How will applying Early Decision affect financial aid? If you’re admitted during Early Decision, you’ll typically receive the same financial aid package that you would have received if you’d applied in the regular admissions cycle. However, one of the main disadvantages of applying Early Decision is that if you’re admitted in the ED round, you won’t be able to compare financial aid offers from other colleges. You won’t, for instance, know whether you might have received a significant merit scholarship or fewer student loans elsewhere. Because you’re giving up the right to compare financial aid and scholarship offers from other colleges by applying ED, it’s smart for families to use the Net Price Calculators on different college websites to get estimates of how financial aid may vary before making the ED choice.

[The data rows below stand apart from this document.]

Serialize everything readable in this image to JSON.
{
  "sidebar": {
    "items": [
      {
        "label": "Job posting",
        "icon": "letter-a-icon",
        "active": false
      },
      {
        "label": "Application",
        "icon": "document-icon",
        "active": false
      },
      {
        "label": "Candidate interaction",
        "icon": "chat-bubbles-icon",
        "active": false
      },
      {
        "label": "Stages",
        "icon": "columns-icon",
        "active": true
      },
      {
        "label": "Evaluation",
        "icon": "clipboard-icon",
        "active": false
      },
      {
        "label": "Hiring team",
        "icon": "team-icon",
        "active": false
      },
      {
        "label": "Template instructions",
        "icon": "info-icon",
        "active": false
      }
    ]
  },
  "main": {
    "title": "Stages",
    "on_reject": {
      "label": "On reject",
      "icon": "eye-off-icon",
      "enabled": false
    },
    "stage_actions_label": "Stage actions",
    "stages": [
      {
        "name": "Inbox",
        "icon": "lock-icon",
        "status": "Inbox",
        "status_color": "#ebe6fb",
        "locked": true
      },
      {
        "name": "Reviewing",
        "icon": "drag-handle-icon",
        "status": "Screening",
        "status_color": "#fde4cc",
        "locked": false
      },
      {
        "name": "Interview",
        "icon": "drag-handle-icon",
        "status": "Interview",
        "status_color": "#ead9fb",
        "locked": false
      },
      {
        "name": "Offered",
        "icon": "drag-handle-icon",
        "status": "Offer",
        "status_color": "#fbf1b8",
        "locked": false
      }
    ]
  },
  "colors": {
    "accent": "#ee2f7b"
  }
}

Like Early Decision, Early Action allows students to apply and receive an admissions decision earlier in senior year. Unlike Early Decision, Early Action is not a binding agreement. If you’re admitted in the EA round, you can still apply to other colleges and will have until May 1 to make your final decision.
How does applying Early Action affect financial aid? Students will typically receive the same need-based financial aid package when they apply Early Action that they would if they applied during the regular admissions cycle. Unlike Early Decision, when you’re admitted Early Action, your family will still be able to compare financial aid offers from any other colleges that admit you before you make your final decision about where to attend.